Another contribution of this study is that we found it necessary to provide care and support to healthcare providers while implementing integrated care for patients. This viewpoint has also been proposed by Bodenheimer and Sinsky, who stated that “the care of the patient requires the care of the provider” and included “the work-life balance for healthcare providers” as one of the four main aims of healthcare.37 Several factors mentioned by interviewees, such as the workforce, incentive mechanisms, and guidelines, may contribute to attenuating or eliminating burnout among healthcare providers.

Strengthens and Limitations

One strength of this study is the wide range of participants from different disciplines, organizations, and levels of healthcare. In addition, semi-structured, face-to-face in-depth interviews enable open-ended probing and deeper exploration of participants’ genuine thoughts.38 These two approaches allow for a broad understanding of factors that impact integrated care for older adults with multimorbidity.

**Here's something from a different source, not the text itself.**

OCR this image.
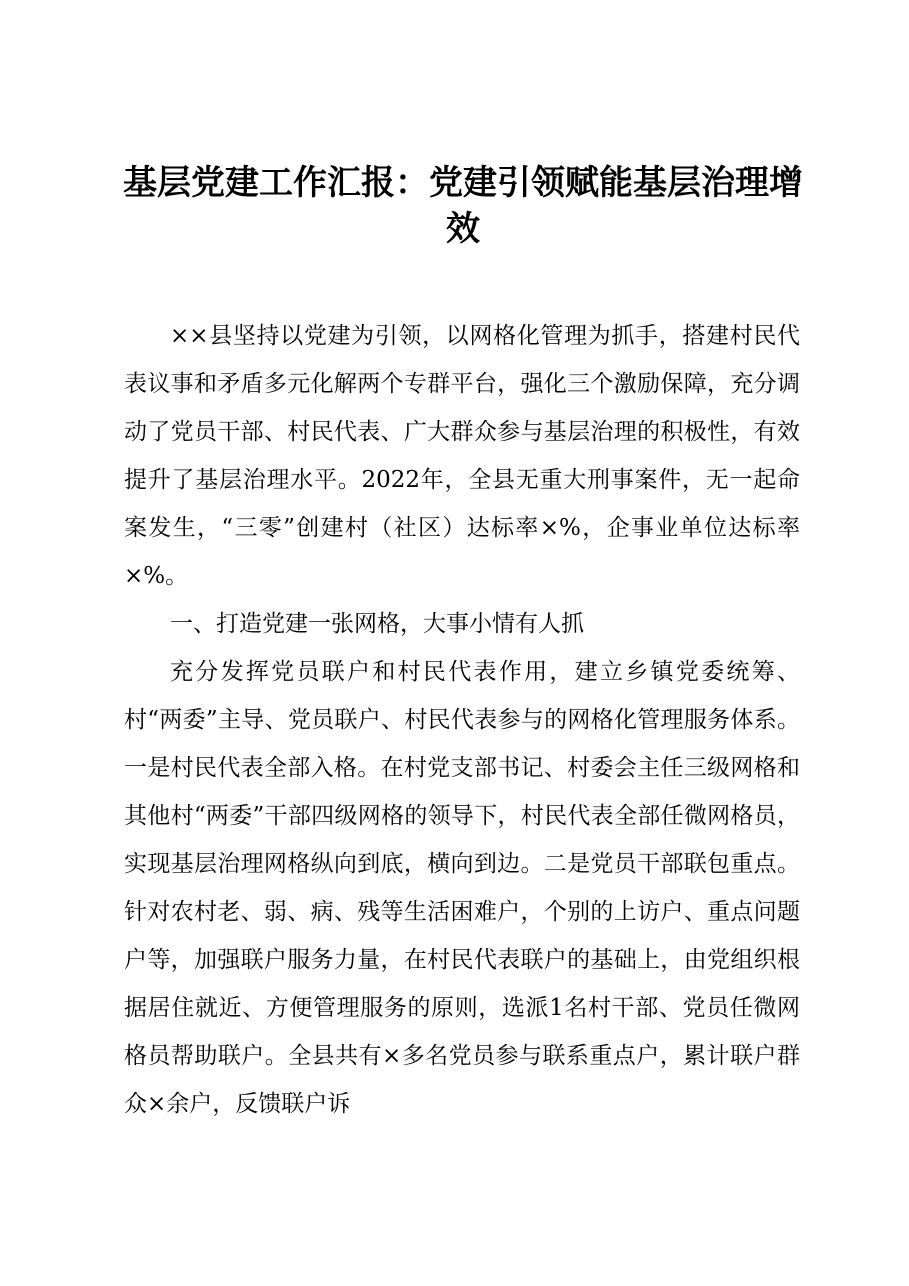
基层党建工作汇报：党建引领赋能基层治理增效

××县坚持以党建为引领，以网格化管理为抓手，搭建村民代表议事和矛盾多元化解两个专群平台，强化三个激励保障，充分调动了党员干部、村民代表、广大群众参与基层治理的积极性，有效提升了基层治理水平。2022年，全县无重大刑事案件，无一起命案发生，“三零”创建村（社区）达标率×%，企事业单位达标率×%。

一、打造党建一张网格，大事小情有人抓

充分发挥党员联户和村民代表作用，建立乡镇党委统筹、村“两委”主导、党员联户、村民代表参与的网格化管理服务体系。一是村民代表全部入格。在村党支部书记、村委会主任三级网格和其他村“两委”干部四级网格的领导下，村民代表全部任微网格员，实现基层治理网格纵向到底，横向到边。二是党员干部联包重点。针对农村老、弱、病、残等生活困难户，个别的上访户、重点问题户等，加强联户服务力量，在村民代表联户的基础上，由党组织根据居住就近、方便管理服务的原则，选派1名村干部、党员任微网格员帮助联户。全县共有×多名党员参与联系重点户，累计联户群众×余户，反馈联户诉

This study also has several limitations. Given the wide variation in healthcare systems and integrated care models across the globe, the findings of this study possess significant cultural specificity. This means that they cannot simply be generalized to other cultures or contexts. Furthermore, based on the qualitative methodology, the sampling strategy was aimed to achieve maximum variation among participants and data saturation rather than being numerically representative. Moreover, healthcare providers who do not directly provide services to older adults with multimorbidity in China (eg, clinical pharmacists) were not recruited in this study. Lastly, the participants involved in this study were healthcare providers and managers, while the voice of patients and informal caregivers is not well represented. Patients and informal caregivers should be recruited in the future to express their points of view regarding facilitators and barriers to integrated care.

Conclusion

In this study, various factors that impact the implementation of integrated care for older adults with multimorbidity were identified. The proposal for future interventions and policies should focus on promoting facilitators and addressing barriers.

Acknowledgments

The authors would like to express gratitude to all the participants who voluntarily participated in this study.

Disclosure

The authors report no conflicts of interest in this work.